ANTS Memory Profiler 8 identifies those objects which share unmanaged memory with other instances of the same class by showing an icon in the instance list. You can click it to highlight other instances which share same unmanaged memory. This shared memory is only counted once per class in the class list.

In many cases, the unmanaged memory associated with these objects should be freed when the objects are no longer required, usually by calling their Dispose method. If there are instances of the class persisting longer than expected, this may be because there are references from other managed objects which are keeping them in memory, or because they are on the finalizer queue, as they were not appropriately disposed of. You can investigate this using the instance retention graph.

Using unmanaged components

Applications may also use unmanaged memory indirectly through their use of unmanaged components. Once unmanaged memory is allocated by unmanaged code (that your managed code may be calling via COM or P/Invoke) the size of the allocation can be recorded. But it's impossible to understand what the memory is in use for, or why it may remain in memory, without a deep understanding of the unmanaged component in question. There is no type associated with the block - this can be only be inferred on a compiler-specific basis if PDBs are available. ANTS Memory Profiler 8 does not perform this analysis, because even with this information it is difficult to determine how a particular block may be freed due to the lack of garbage collection, analogous to that in .NET.
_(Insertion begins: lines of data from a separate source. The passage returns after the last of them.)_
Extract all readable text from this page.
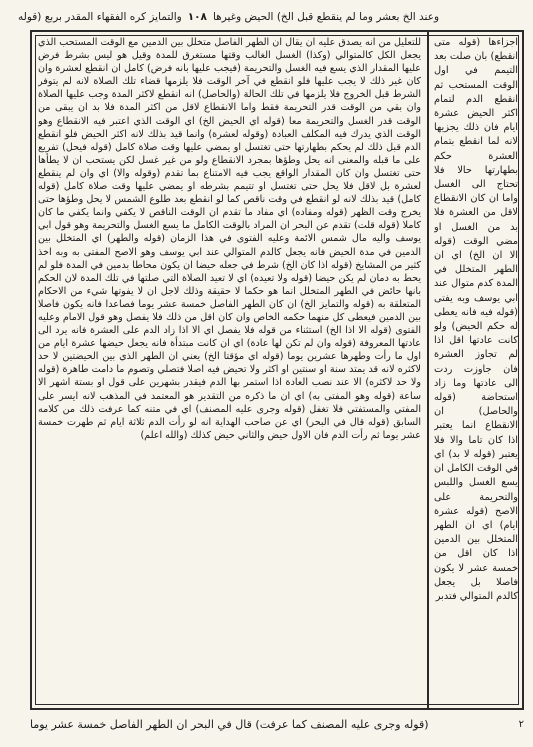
والتمايز كره الفقهاء المقدر بربع (قوله ١٠٨ وعند الخ بعشر وما لم ينقطع قبل الخ) الحيض وغيرها

للتعليل من انه يصدق عليه ان يقال ان الطهر الفاصل متخلل بين الدمين مع الوقت المستحب الذي يجعل الكل كالمتوالي (وكذا) الغسل الغالب وقتها مستغرق للمدة وقيل هو ليس بشرط فرض عليها المقدار الذي يسع فيه الغسل والتحريمة (فيجب عليها بانه فرض) كامل ان انقطع لعشرة وان كان غير ذلك لا يجب عليها فلو انقطع في آخر الوقت فلا يلزمها قضاء تلك الصلاة لانه لم يتوفر الشرط قبل الخروج فلا يلزمها في تلك الحالة (والحاصل) انه انقطع لاكثر المدة وجب عليها الصلاة وان بقي من الوقت قدر التحريمة فقط واما الانقطاع لاقل من اكثر المدة فلا بد ان يبقى من الوقت قدر الغسل والتحريمة معا (قوله اي الحيض الخ) اي الوقت الذي اعتبر فيه الانقطاع وهو الوقت الذي يدرك فيه المكلف العبادة (وقوله لعشرة) وانما قيد بذلك لانه اكثر الحيض فلو انقطع الدم قبل ذلك لم يحكم بطهارتها حتى تغتسل او يمضي عليها وقت صلاة كامل (قوله فيحل) تفريع على ما قبله والمعنى انه يحل وطؤها بمجرد الانقطاع ولو من غير غسل لكن يستحب ان لا يطأها حتى تغتسل وان كان المقدار الواقع يجب فيه الامتناع بما تقدم (وقوله والا) اي وان لم ينقطع لعشرة بل لاقل فلا يحل حتى تغتسل او تتيمم بشرطه او يمضي عليها وقت صلاة كامل (قوله كامل) قيد بذلك لانه لو انقطع في وقت ناقص كما لو انقطع بعد طلوع الشمس لا يحل وطؤها حتى يخرج وقت الظهر (قوله ومفاده) اي مفاد ما تقدم ان الوقت الناقص لا يكفي وانما يكفي ما كان كاملا (قوله قلت) تقدم عن البحر ان المراد بالوقت الكامل ما يسع الغسل والتحريمة وهو قول ابي يوسف واليه مال شمس الائمة وعليه الفتوى في هذا الزمان (قوله والطهر) اي المتخلل بين الدمين في مدة الحيض فانه يجعل كالدم المتوالي عند ابي يوسف وهو الاصح المفتى به وبه اخذ كثير من المشايخ (قوله اذا كان الخ) شرط في جعله حيضا ان يكون محاطا بدمين في المدة فلو لم يحط به دمان لم يكن حيضا (قوله ولا تعيده) اي لا تعيد الصلاة التي صلتها في تلك المدة لان الحكم بانها حائض في الطهر المتخلل انما هو حكما لا حقيقة وذلك لاجل ان لا يفوتها شيء من الاحكام المتعلقة به (قوله والتمايز الخ) ان كان الطهر الفاصل خمسة عشر يوما فصاعدا فانه يكون فاصلا بين الدمين فيعطى كل منهما حكمه الخاص وان كان اقل من ذلك فلا يفصل وهو قول الامام وعليه الفتوى (قوله الا اذا الخ) استثناء من قوله فلا يفصل اي الا اذا زاد الدم على العشرة فانه يرد الى عادتها المعروفة (قوله وان لم تكن لها عادة) اي ان كانت مبتدأة فانه يجعل حيضها عشرة ايام من اول ما رأت وطهرها عشرين يوما (قوله اي مؤقتا الخ) يعني ان الطهر الذي بين الحيضتين لا حد لاكثره لانه قد يمتد سنة او سنتين او اكثر ولا تحيض فيه اصلا فتصلي وتصوم ما دامت طاهرة (قوله ولا حد لاكثره) الا عند نصب العادة اذا استمر بها الدم فيقدر بشهرين على قول او بستة اشهر الا ساعة (قوله وهو المفتى به) اي ان ما ذكره من التقدير هو المعتمد في المذهب لانه ايسر على المفتي والمستفتي فلا تغفل (قوله وجرى عليه المصنف) اي في متنه كما عرفت ذلك من كلامه السابق (قوله قال في البحر) اي عن صاحب الهداية انه لو رأت الدم ثلاثة ايام ثم طهرت خمسة عشر يوما ثم رأت الدم فان الاول حيض والثاني حيض كذلك (والله اعلم)

اجزاءها (قوله متى انقطع) بان صلت بعد التيمم في اول الوقت المستحب ثم انقطع الدم لتمام اكثر الحيض عشرة ايام فان ذلك يجزيها لانه لما انقطع بتمام العشرة حكم بطهارتها حالا فلا تحتاج الى الغسل واما ان كان الانقطاع لاقل من العشرة فلا بد من الغسل او مضي الوقت (قوله الا ان الخ) اي ان الطهر المتخلل في المدة كدم متوال عند ابي يوسف وبه يفتى (قوله فيه فانه يعطى له حكم الحيض) ولو كانت عادتها اقل اذا لم تجاوز العشرة فان جاوزت ردت الى عادتها وما زاد استحاضة (قوله والحاصل) ان الانقطاع انما يعتبر اذا كان تاما والا فلا يعتبر (قوله لا بد) اي في الوقت الكامل ان يسع الغسل واللبس والتحريمة على الاصح (قوله عشرة ايام) اي ان الطهر المتخلل بين الدمين اذا كان اقل من خمسة عشر لا يكون فاصلا بل يجعل كالدم المتوالي فتدبر

(قوله وجرى عليه المصنف كما عرفت) قال في البحر ان الطهر الفاصل خمسة عشر يوما	٢
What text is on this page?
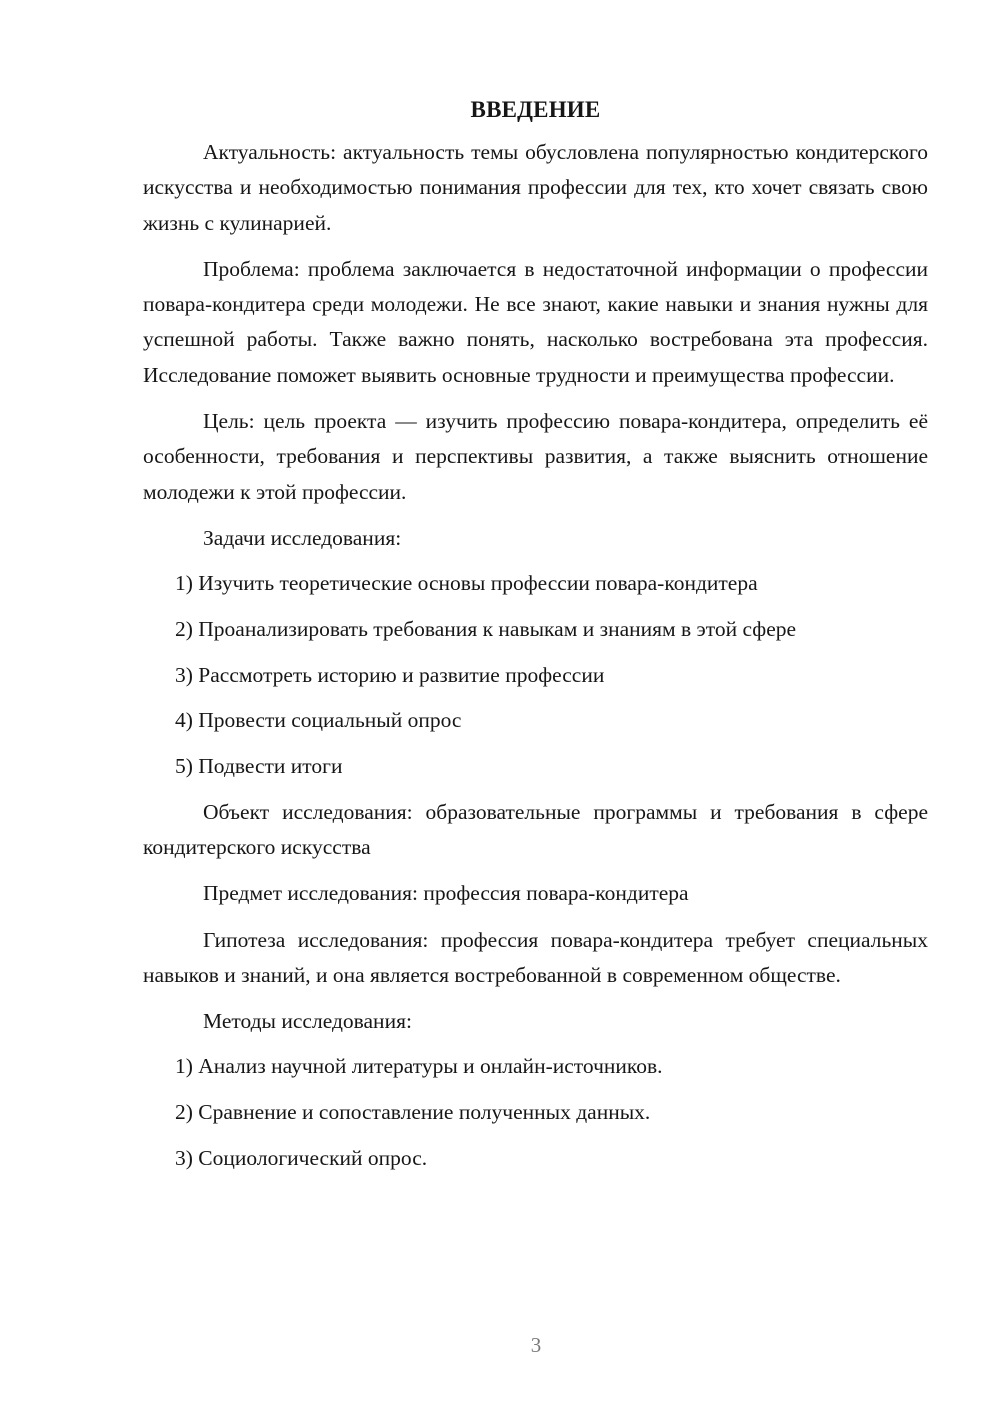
ВВЕДЕНИЕ

Актуальность: актуальность темы обусловлена популярностью кондитерского искусства и необходимостью понимания профессии для тех, кто хочет связать свою жизнь с кулинарией.

Проблема: проблема заключается в недостаточной информации о профессии повара-кондитера среди молодежи. Не все знают, какие навыки и знания нужны для успешной работы. Также важно понять, насколько востребована эта профессия. Исследование поможет выявить основные трудности и преимущества профессии.

Цель: цель проекта — изучить профессию повара-кондитера, определить её особенности, требования и перспективы развития, а также выяснить отношение молодежи к этой профессии.

Задачи исследования:

1) Изучить теоретические основы профессии повара-кондитера
2) Проанализировать требования к навыкам и знаниям в этой сфере
3) Рассмотреть историю и развитие профессии
4) Провести социальный опрос
5) Подвести итоги

Объект исследования: образовательные программы и требования в сфере кондитерского искусства

Предмет исследования: профессия повара-кондитера

Гипотеза исследования: профессия повара-кондитера требует специальных навыков и знаний, и она является востребованной в современном обществе.

Методы исследования:

1) Анализ научной литературы и онлайн-источников.
2) Сравнение и сопоставление полученных данных.
3) Социологический опрос.
3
Excluding the memory leaks due to bugs in the unmanaged code your managed code calls into, if the memory associated with particular modules is continually increasing, this is probably due to the way the interface to them is being used. ANTS Memory Profiler 8 records the amount of memory allocated by each unmanaged module and displays them on the summary screen.

If the unmanaged memory allocated by a particular module continually increases between snapshots, this may indicate that the API to the component is not being used correctly, e.g. a call to allocate a particular buffer is not matched with a corresponding to call to free it. This could be because objects are not being deterministically cleaned up by using the IDisposable pattern, or COM objects not being released when they ought to be.

Improving the way unmanaged memory is used

So how does the additional functionality in ANTS Memory Profiler help you to improve the memory usage of your managed .NET application?

First, it helps you to understand the large chunk of address space which was previously shown in the summary chart as unmanaged. It used to be unclear whether this was memory being used by the CLR or the unmanaged code. Perhaps you had loaded lots of assemblies into your process, or maybe the unmanaged code remained inside the process because your code wasn't driving the API in the correct manner. The breakdown of memory by owning module seen in ANTS helps to clarify these situations.

Second, it makes it clear that some objects that look small on the managed heap are in fact responsible for much larger chunks of the address space of the process. The unmanaged size in the instance list helps you to identify these objects.

It would be phenomenally complicated to generate an unmanaged memory graph that fits elegantly and intelligibly into the standard ANTS memory graphs. But it's unclear if this would really be useful - after all you probably don't understand unmanaged components to the same degree that you understand your .NET code. What we hope is that the information will tell you when you need to worry about unmanaged memory and when concentrating on the managed object graph will be the best course of action.